At time of inspection, observed handsink near entrance to seating area without handwashing signage. Implement handwashing signage at this handwash sink.

Corrected during inspection; critical; repeat; at time of inspection, observed can opener blade with food debris. After informing PIC, the can opener was pulled for cleaning.

At time of inspection, observed gap on the bottom left of the kitchen back door. Install a door sweep to prevent pest infiltration into the facility.

At time of inspection, observed the following not sealed to the walls in the bar area: 1. three-bay sink – seal to the wall 2. handsink – seal to the wall

At time of inspection, observed the following non-food contact surfaces in need of cleaning: 1. reach-in freezers with food debris on the bottom of the inside of the freezers 2. drip/crumb tray under grill in the kitchen with food debris build up

Comments:

Clean hood vents at a frequency that precludes dust build up. Discussed cleaning frequency with the Person-in-Charge (PIC).
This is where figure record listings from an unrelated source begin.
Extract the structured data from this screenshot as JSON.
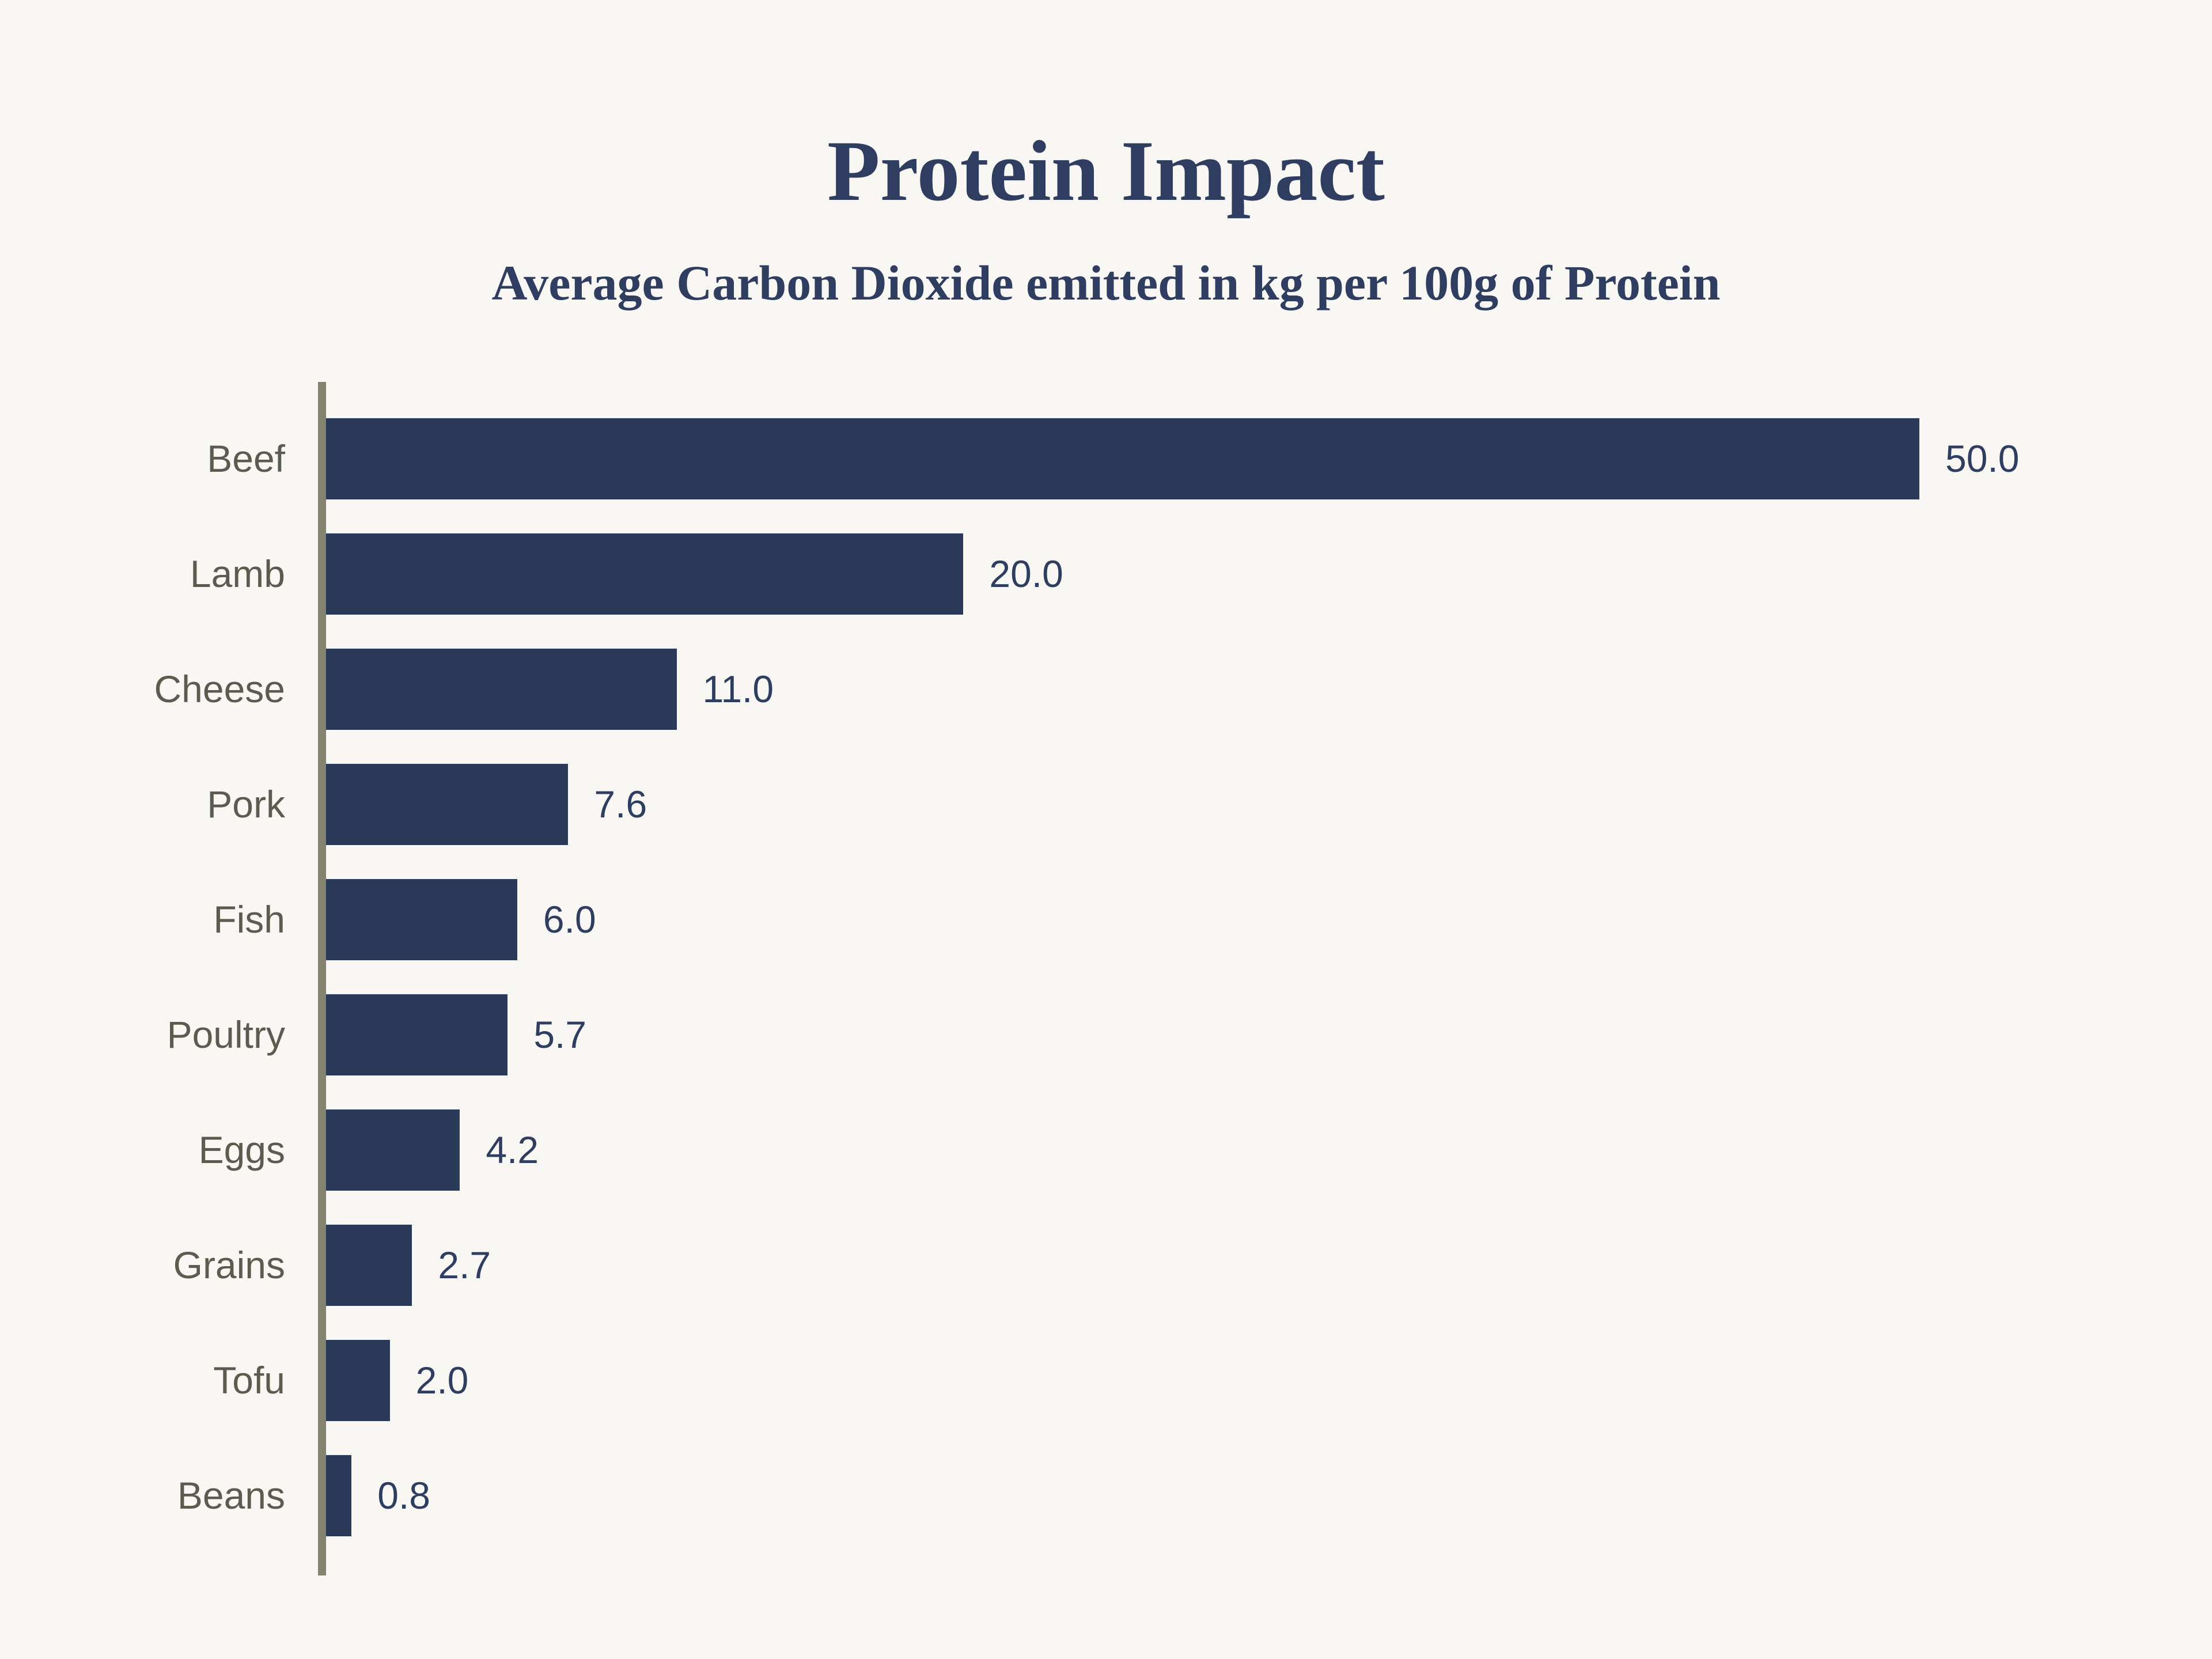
{
  "header": {
    "title": "Protein Impact",
    "subtitle": "Average Carbon Dioxide emitted in kg per 100g of Protein"
  },
  "chart_data": {
    "type": "bar",
    "orientation": "horizontal",
    "title": "Protein Impact",
    "subtitle": "Average Carbon Dioxide emitted in kg per 100g of Protein",
    "categories": [
      "Beef",
      "Lamb",
      "Cheese",
      "Pork",
      "Fish",
      "Poultry",
      "Eggs",
      "Grains",
      "Tofu",
      "Beans"
    ],
    "values": [
      50.0,
      20.0,
      11.0,
      7.6,
      6.0,
      5.7,
      4.2,
      2.7,
      2.0,
      0.8
    ],
    "value_labels": [
      "50.0",
      "20.0",
      "11.0",
      "7.6",
      "6.0",
      "5.7",
      "4.2",
      "2.7",
      "2.0",
      "0.8"
    ],
    "xlim": [
      0,
      50
    ],
    "grid": false,
    "legend": false,
    "colors": {
      "background": "#F8F7F4",
      "bar": "#2B3A58",
      "axis_line": "#84836D",
      "category_label": "#5C5B4F",
      "value_label": "#2E3D60",
      "title": "#2E3D60"
    }
  }
}
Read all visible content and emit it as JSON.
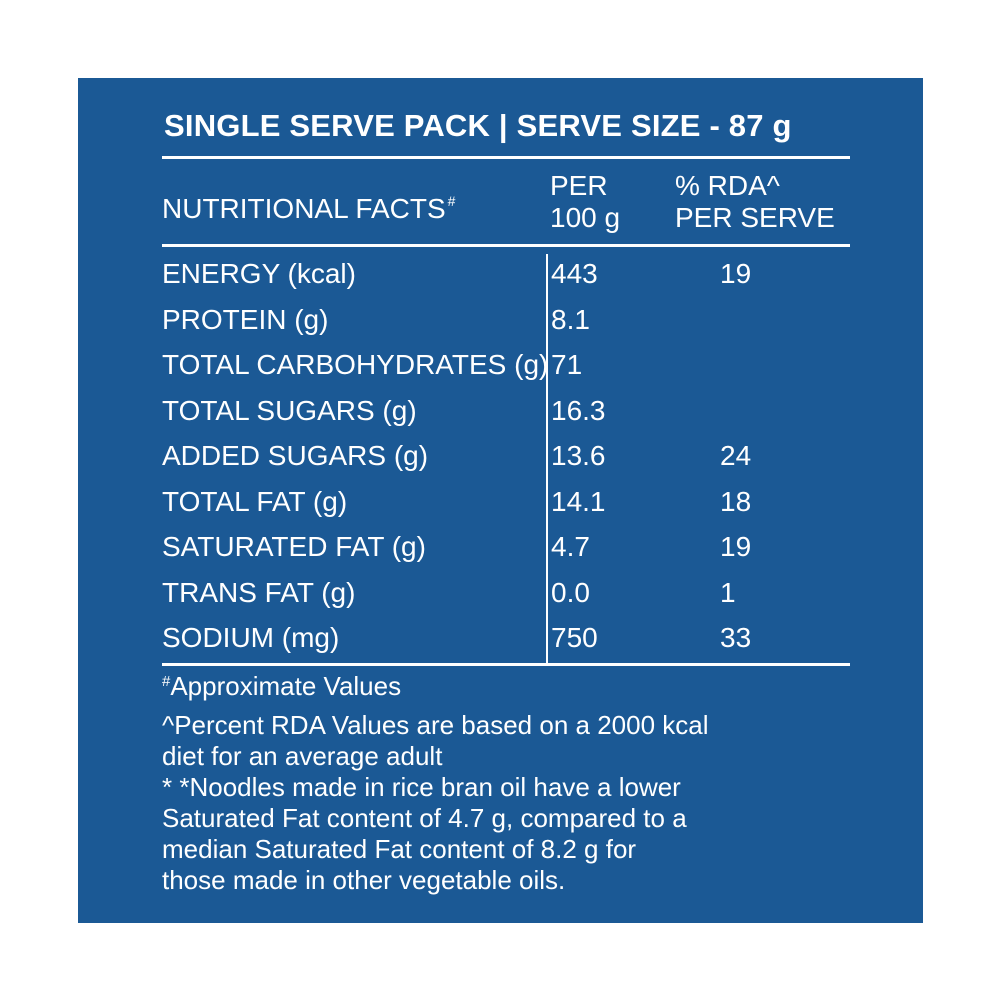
{
  "title": "SINGLE SERVE PACK | SERVE SIZE - 87 g",
  "header": {
    "label": "NUTRITIONAL FACTS",
    "label_mark": "#",
    "per_line1": "PER",
    "per_line2": "100 g",
    "rda_line1": "% RDA^",
    "rda_line2": "PER SERVE"
  },
  "rows": [
    {
      "label": "ENERGY (kcal)",
      "per": "443",
      "rda": "19"
    },
    {
      "label": "PROTEIN (g)",
      "per": "8.1",
      "rda": ""
    },
    {
      "label": "TOTAL CARBOHYDRATES (g)",
      "per": "71",
      "rda": ""
    },
    {
      "label": "TOTAL SUGARS (g)",
      "per": "16.3",
      "rda": ""
    },
    {
      "label": "ADDED SUGARS (g)",
      "per": "13.6",
      "rda": "24"
    },
    {
      "label": "TOTAL FAT (g)",
      "per": "14.1",
      "rda": "18"
    },
    {
      "label": "SATURATED FAT (g)",
      "per": "4.7",
      "rda": "19"
    },
    {
      "label": "TRANS FAT (g)",
      "per": "0.0",
      "rda": "1"
    },
    {
      "label": "SODIUM (mg)",
      "per": "750",
      "rda": "33"
    }
  ],
  "footnotes": {
    "approx_mark": "#",
    "approx": "Approximate Values",
    "rda_note_line1": "^Percent RDA Values are based on a 2000 kcal",
    "rda_note_line2": "diet for an average adult",
    "oil_line1": "* *Noodles made in rice bran oil have a lower",
    "oil_line2": "Saturated Fat content of 4.7 g, compared to a",
    "oil_line3": "median Saturated Fat content of 8.2 g for",
    "oil_line4": "those made in other vegetable oils."
  },
  "colors": {
    "panel": "#1b5995",
    "text": "#ffffff",
    "page": "#ffffff"
  }
}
• Sakai Japanese Bistro, 2303 W. Main St., Troy: Follow-up inspection.

Corrected during inspection; critical; repeat; at time of inspection, observed chlorine sanitizer bucket to have an approximate concentration of >200 ppm. After informing PIC, the bucket was dumped and a new bucket was made with the proper concentration.

The following violation(s) have been corrected since the last inspection:

Ready-to-eat, time/temperature controlled for safety food – date marking – at time of inspection, observed foods in the prep-cooler prepped >24 prior without date marks. Informed PIC that foods prepped >24 prior need to be date marked. After informing PIC, the date marking process was started.

Time as a public health control – four-hour time limit – at time of inspection, observed time as a public health control logs marked with 5 hours disposal times. After talking with PIC, the times were started when the rice started cooking. Informed PIC that the time should be marked for when the rice is removed from temperature control (hot holding). Moving forward.

Gloves – latex gloves – at time of inspection, latex gloves being used in the facility. Remove latex gloves from the facility and do not use them moving forward.

Multiuse utensils and food contact surfaces – material characteristics. – at time of inspection, observed raw sushi fish in direct contact with non-food grade paper towels.

Nonfood-contact surfaces – cleanability – at time of inspection, observed kitchen equipment covered in plastic wrap and aluminum foil. Non-food contact surfaces need to be smooth and easily cleanable.

Drying mops – at time of inspection, observed mop drying sitting in the mop bucket. Ensure mops are hung up on the mop hanger for drying.

Backflow prevention – air gap – at time of inspection, observed prep sink in back area to not be properly air gapped. Ensure an air gap of 2” or twice the diameter of the pipe is achieved.

Comments:

At time of reinspection, discussed proper labeling for parasite destruction trace back to the fish in the freezer with the Person-in-Charge (PIC). Discussed methods of ensuring the proper parasite destruction trace back information stays with the fish when it is broken down and refrozen in the freezer.

Informed PIC that sushi fish is allowed to be stored in direct contact with paper towels per Ohio Department of Health.